The woman frowns once more; the man coughs. ‘Now Finn, don’t be rude,’ he says. Abby is sure she can sense them thinking: Good grief, is your son still in nappies?
‘It’s OK,’ she says, not wanting Finn to feel bad. By now she has no choice but to elaborate. She addresses Finn’s parents. ‘My son has autism.’
‘What’s autism?’ asks Finn.
‘Finn!’ The woman speaks sharply. ‘What did Daddy say?’

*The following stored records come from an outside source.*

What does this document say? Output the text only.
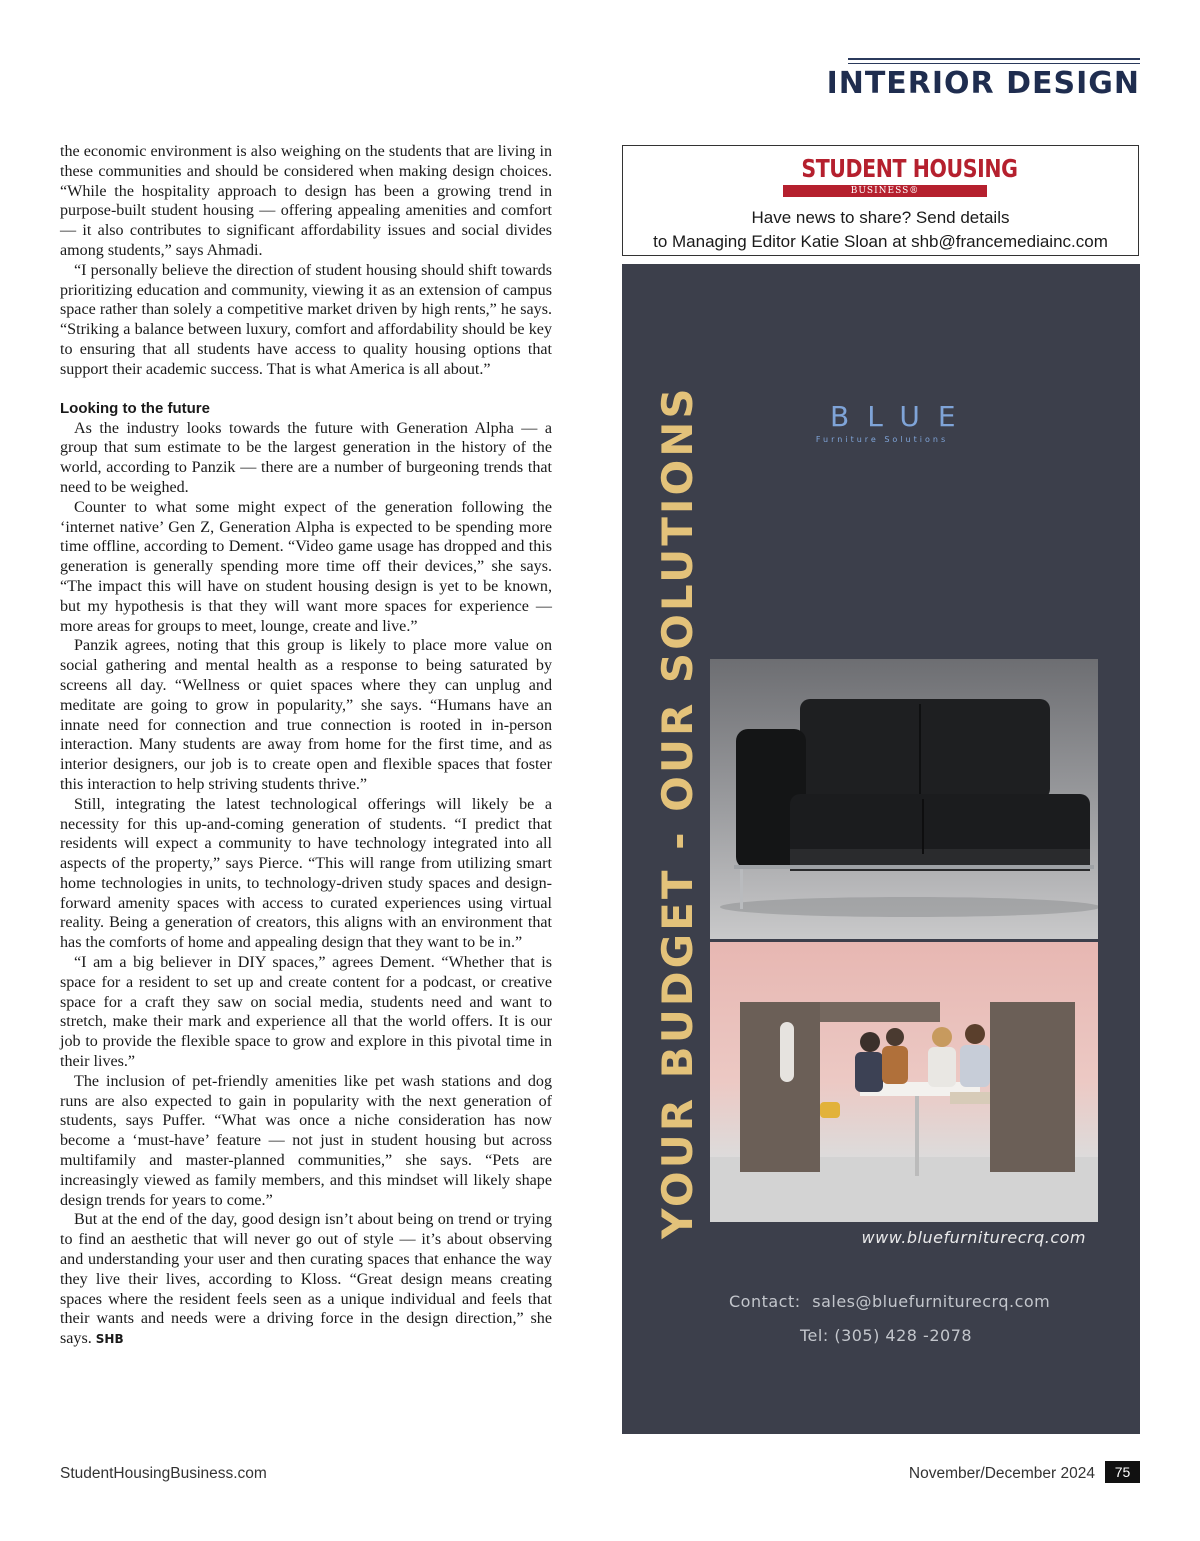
INTERIOR DESIGN

the economic environment is also weighing on the students that are living in these communities and should be considered when making design choices. “While the hospitality approach to design has been a growing trend in purpose-built student housing — offering appealing amenities and comfort — it also contributes to significant affordability issues and social divides among students,” says Ahmadi.

“I personally believe the direction of student housing should shift towards prioritizing education and community, viewing it as an extension of campus space rather than solely a competitive market driven by high rents,” he says. “Striking a balance between luxury, comfort and affordability should be key to ensuring that all students have access to quality housing options that support their academic success. That is what America is all about.”

Looking to the future

As the industry looks towards the future with Generation Alpha — a group that sum estimate to be the largest generation in the history of the world, according to Panzik — there are a number of burgeoning trends that need to be weighed.

Counter to what some might expect of the generation following the ‘internet native’ Gen Z, Generation Alpha is expected to be spending more time offline, according to Dement. “Video game usage has dropped and this generation is generally spending more time off their devices,” she says. “The impact this will have on student housing design is yet to be known, but my hypothesis is that they will want more spaces for experience — more areas for groups to meet, lounge, create and live.”

Panzik agrees, noting that this group is likely to place more value on social gathering and mental health as a response to being saturated by screens all day. “Wellness or quiet spaces where they can unplug and meditate are going to grow in popularity,” she says. “Humans have an innate need for connection and true connection is rooted in in-person interaction. Many students are away from home for the first time, and as interior designers, our job is to create open and flexible spaces that foster this interaction to help striving students thrive.”

Still, integrating the latest technological offerings will likely be a necessity for this up-and-coming generation of students. “I predict that residents will expect a community to have technology integrated into all aspects of the property,” says Pierce. “This will range from utilizing smart home technologies in units, to technology-driven study spaces and design-forward amenity spaces with access to curated experiences using virtual reality. Being a generation of creators, this aligns with an environment that has the comforts of home and appealing design that they want to be in.”

“I am a big believer in DIY spaces,” agrees Dement. “Whether that is space for a resident to set up and create content for a podcast, or creative space for a craft they saw on social media, students need and want to stretch, make their mark and experience all that the world offers. It is our job to provide the flexible space to grow and explore in this pivotal time in their lives.”

The inclusion of pet-friendly amenities like pet wash stations and dog runs are also expected to gain in popularity with the next generation of students, says Puffer. “What was once a niche consideration has now become a ‘must-have’ feature — not just in student housing but across multifamily and master-planned communities,” she says. “Pets are increasingly viewed as family members, and this mindset will likely shape design trends for years to come.”

But at the end of the day, good design isn’t about being on trend or trying to find an aesthetic that will never go out of style — it’s about observing and understanding your user and then curating spaces that enhance the way they live their lives, according to Kloss. “Great design means creating spaces where the resident feels seen as a unique individual and feels that their wants and needs were a driving force in the design direction,” she says. SHB

STUDENT HOUSING
BUSINESS®
Have news to share? Send details
to Managing Editor Katie Sloan at shb@francemediainc.com
BLUE
Furniture Solutions
YOUR BUDGET - OUR SOLUTIONS	www.bluefurniturecrq.com
Contact: sales@bluefurniturecrq.com
Tel: (305) 428 -2078
StudentHousingBusiness.com	November/December 2024	75
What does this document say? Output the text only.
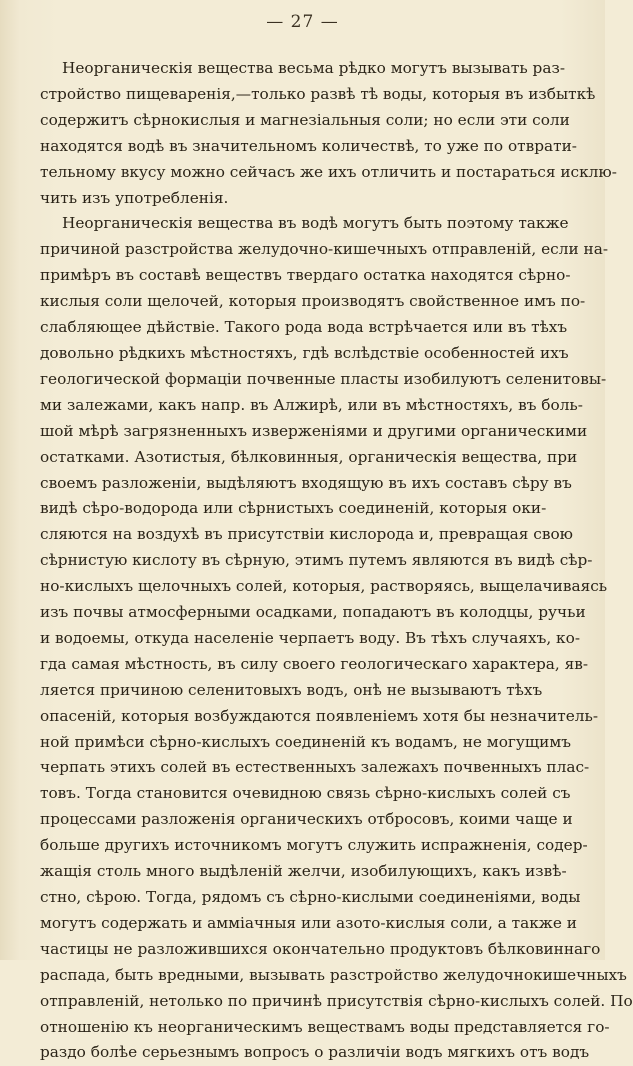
— 27 —
Неорганическія вещества весьма рѣдко могутъ вызывать раз-
стройство пищеваренія,—только развѣ тѣ воды, которыя въ избыткѣ
содержитъ сѣрнокислыя и магнезіальныя соли; но если эти соли
находятся водѣ въ значительномъ количествѣ, то уже по отврати-
тельному вкусу можно сейчасъ же ихъ отличить и постараться исклю-
чить изъ употребленія.
Неорганическія вещества въ водѣ могутъ быть поэтому также
причиной разстройства желудочно-кишечныхъ отправленій, если на-
примѣръ въ составѣ веществъ твердаго остатка находятся сѣрно-
кислыя соли щелочей, которыя производятъ свойственное имъ по-
слабляющее дѣйствіе. Такого рода вода встрѣчается или въ тѣхъ
довольно рѣдкихъ мѣстностяхъ, гдѣ вслѣдствіе особенностей ихъ
геологической формаціи почвенные пласты изобилуютъ селенитовы-
ми залежами, какъ напр. въ Алжирѣ, или въ мѣстностяхъ, въ боль-
шой мѣрѣ загрязненныхъ изверженіями и другими органическими
остатками. Азотистыя, бѣлковинныя, органическія вещества, при
своемъ разложеніи, выдѣляютъ входящую въ ихъ составъ сѣру въ
видѣ сѣро-водорода или сѣрнистыхъ соединеній, которыя оки-
сляются на воздухѣ въ присутствіи кислорода и, превращая свою
сѣрнистую кислоту въ сѣрную, этимъ путемъ являются въ видѣ сѣр-
но-кислыхъ щелочныхъ солей, которыя, растворяясь, выщелачиваясь
изъ почвы атмосферными осадками, попадаютъ въ колодцы, ручьи
и водоемы, откуда населеніе черпаетъ воду. Въ тѣхъ случаяхъ, ко-
гда самая мѣстность, въ силу своего геологическаго характера, яв-
ляется причиною селенитовыхъ водъ, онѣ не вызываютъ тѣхъ
опасеній, которыя возбуждаются появленіемъ хотя бы незначитель-
ной примѣси сѣрно-кислыхъ соединеній къ водамъ, не могущимъ
черпать этихъ солей въ естественныхъ залежахъ почвенныхъ плас-
товъ. Тогда становится очевидною связь сѣрно-кислыхъ солей съ
процессами разложенія органическихъ отбросовъ, коими чаще и
больше другихъ источникомъ могутъ служить испражненія, содер-
жащія столь много выдѣленій желчи, изобилующихъ, какъ извѣ-
стно, сѣрою. Тогда, рядомъ съ сѣрно-кислыми соединеніями, воды
могутъ содержать и амміачныя или азото-кислыя соли, а также и
частицы не разложившихся окончательно продуктовъ бѣлковиннаго
распада, быть вредными, вызывать разстройство желудочнокишечныхъ
отправленій, нетолько по причинѣ присутствія сѣрно-кислыхъ солей. По
отношенію къ неорганическимъ веществамъ воды представляется го-
раздо болѣе серьезнымъ вопросъ о различіи водъ мягкихъ отъ водъ
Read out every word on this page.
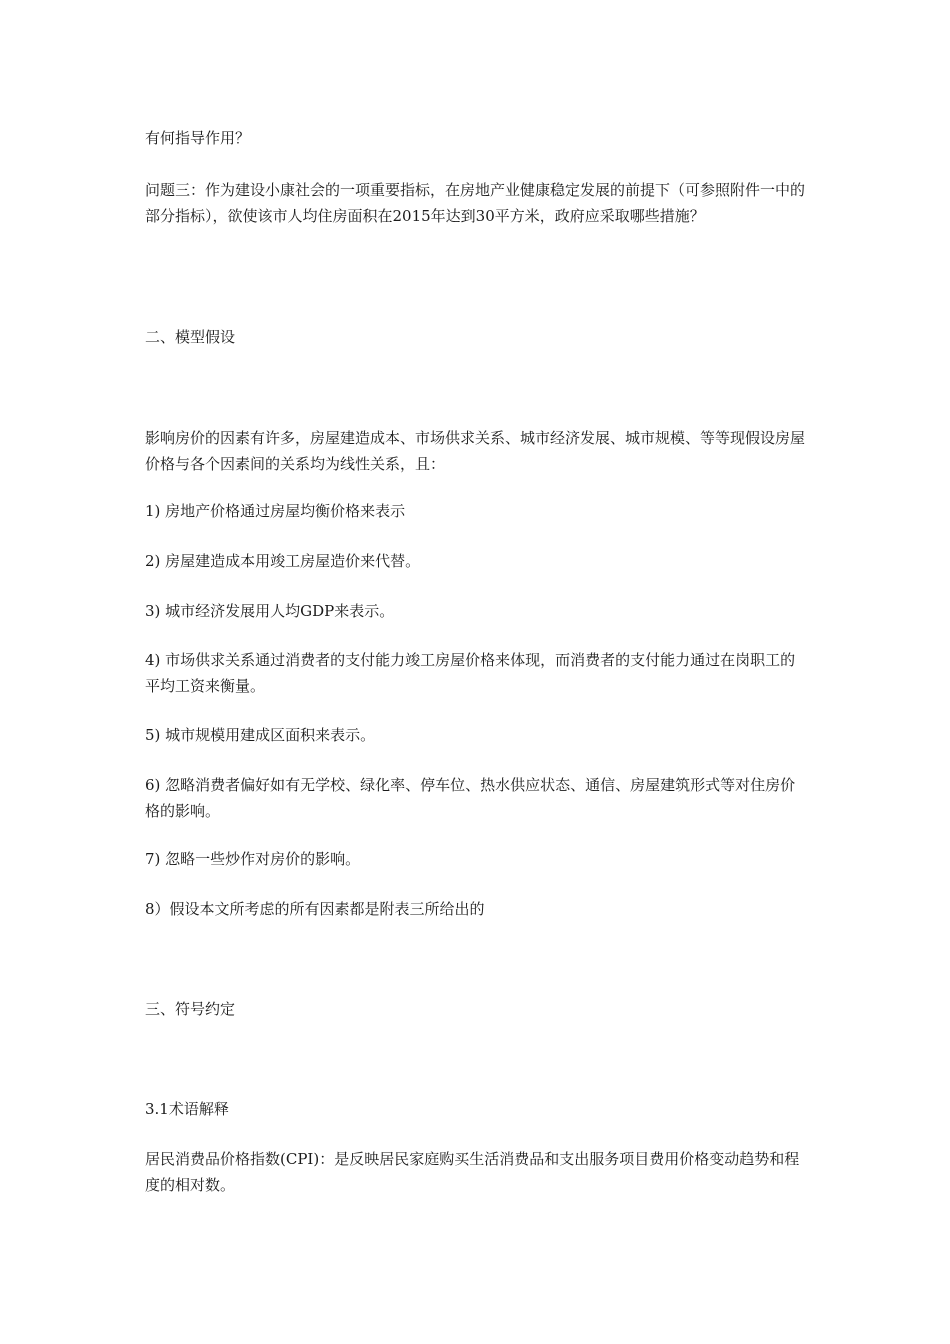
有何指导作用？

问题三：作为建设小康社会的一项重要指标，在房地产业健康稳定发展的前提下（可参照附件一中的部分指标），欲使该市人均住房面积在2015年达到30平方米，政府应采取哪些措施？

二、模型假设

影响房价的因素有许多，房屋建造成本、市场供求关系、城市经济发展、城市规模、等等现假设房屋价格与各个因素间的关系均为线性关系，且：

1) 房地产价格通过房屋均衡价格来表示

2) 房屋建造成本用竣工房屋造价来代替。

3) 城市经济发展用人均GDP来表示。

4) 市场供求关系通过消费者的支付能力竣工房屋价格来体现，而消费者的支付能力通过在岗职工的平均工资来衡量。

5) 城市规模用建成区面积来表示。

6) 忽略消费者偏好如有无学校、绿化率、停车位、热水供应状态、通信、房屋建筑形式等对住房价格的影响。

7) 忽略一些炒作对房价的影响。

8）假设本文所考虑的所有因素都是附表三所给出的

三、符号约定

3.1术语解释

居民消费品价格指数(CPI)：是反映居民家庭购买生活消费品和支出服务项目费用价格变动趋势和程度的相对数。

Abby can see that Finn is poised to cry. She thinks fast – her skills are honed on that score. Again she crouches down to Finn’s height. It seems easier to explain to him. ‘It means something happened inside my little boy’s head before he was born, Finn, so that he’s not as good at some things as you are, even though he’s older than you, and using the loo is one of those things.’
‘Ah,’ nods Finn.
‘And sometimes he does funny things too, like when someone touches him by mistake. That’s why he jumped so high when you arrived, did you see?’
‘Yes.’
‘But he’s very good at other things,’ says Abby.
‘Like jumping?’ says Finn.
‘Yes.’ Abby smiles. ‘You should see him on the trampoline!’ Then, impulsively, she ruffles the lad’s hair. How lovely to be able to touch a little boy in affection, she thinks, without fear of being batted away.